Historical Understanding of Self-Control: Economists like Adam Smith and William Stanley Jevons acknowledged self-control issues in economic behavior early on. Smith identified a tension between immediate passions and long-term interests, which he termed the struggle between "passions" and the "impartial spectator." Jevons noted that people tend to overly favor immediate gratification, a concept known as "myopia."

Modern Economic Models and Their Limitations: In the 20th century, economists like Irving Fisher and Paul Samuelson developed models that attempted to describe how people make decisions over time. Fisher introduced the idea that impatience is influenced by income levels, suggesting that poorer individuals exhibit greater impulsiveness. Samuelson formalized the concept of discounted utility, proposing that individuals value present consumption more highly than future consumption, but he acknowledged that this model might not accurately describe actual behavior due to varying personal discount rates.

Exponential vs. Hyperbolic Discounting: The standard economic model uses exponential discounting, where future values diminish at a consistent rate. However, real-world decisions often reflect hyperbolic discounting, where the perceived value of future events diminishes more steeply the closer they are to the present, leading to inconsistent and time-inconsistent preferences. This inconsistency implies that preferences can change over time, leading to decisions that do not always align with long-term interests.

Implications on Economic Models: The discrepancy between traditional economic models (which assume rational, consistent decision-making) and observed behaviors (which exhibit time inconsistency and varying discount rates) suggests that these models may not adequately capture human behavior. This gap highlights the need for economic theories that consider the psychological and behavioral aspects of decision-making, particularly relating to self-control and intertemporal choice.

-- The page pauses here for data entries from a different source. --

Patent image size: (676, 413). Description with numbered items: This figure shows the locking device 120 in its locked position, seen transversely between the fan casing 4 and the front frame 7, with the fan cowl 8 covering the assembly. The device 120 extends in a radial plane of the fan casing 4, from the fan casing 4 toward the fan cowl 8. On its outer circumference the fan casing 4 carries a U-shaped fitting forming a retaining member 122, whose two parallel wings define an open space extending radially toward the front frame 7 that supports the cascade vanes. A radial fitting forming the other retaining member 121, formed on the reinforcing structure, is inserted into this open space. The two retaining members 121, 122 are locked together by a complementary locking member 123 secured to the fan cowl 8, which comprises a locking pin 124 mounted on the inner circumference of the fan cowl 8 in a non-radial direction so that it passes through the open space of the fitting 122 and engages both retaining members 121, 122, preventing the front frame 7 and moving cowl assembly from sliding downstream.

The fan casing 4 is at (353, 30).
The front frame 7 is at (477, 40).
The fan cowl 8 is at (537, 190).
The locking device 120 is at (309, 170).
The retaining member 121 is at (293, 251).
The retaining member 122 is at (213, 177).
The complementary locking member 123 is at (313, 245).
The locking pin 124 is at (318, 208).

Revisiting Consumption Function Models: Different economists have suggested various models to explain how households manage consumption and savings over time. Keynes suggested that households tend to spend a fixed proportion of incremental income, whereas Friedman and Modigliani proposed more sophisticated models that account for income smoothing over longer periods. However, these models often assume a level of foresight and self-control that may not be realistic for all individuals, particularly when considering the variability in human behavior driven by different socioeconomic backgrounds and personal circumstances.

Behavioral Life-Cycle Hypothesis: To address some of these limitations, a behavioral life-cycle model was proposed, incorporating elements of mental accounting and recognizing that wealth is perceived differently depending on its source (e.g., lottery winnings vs. retirement savings). This model suggests that consumption patterns cannot be fully understood without considering the psychological factors that influence how people categorize and intend to use their wealth.

These observations emphasize the importance of integrating behavioral insights into economic theories to better understand and predict human economic behaviors, particularly in the context of savings, consumption, and investment decisions.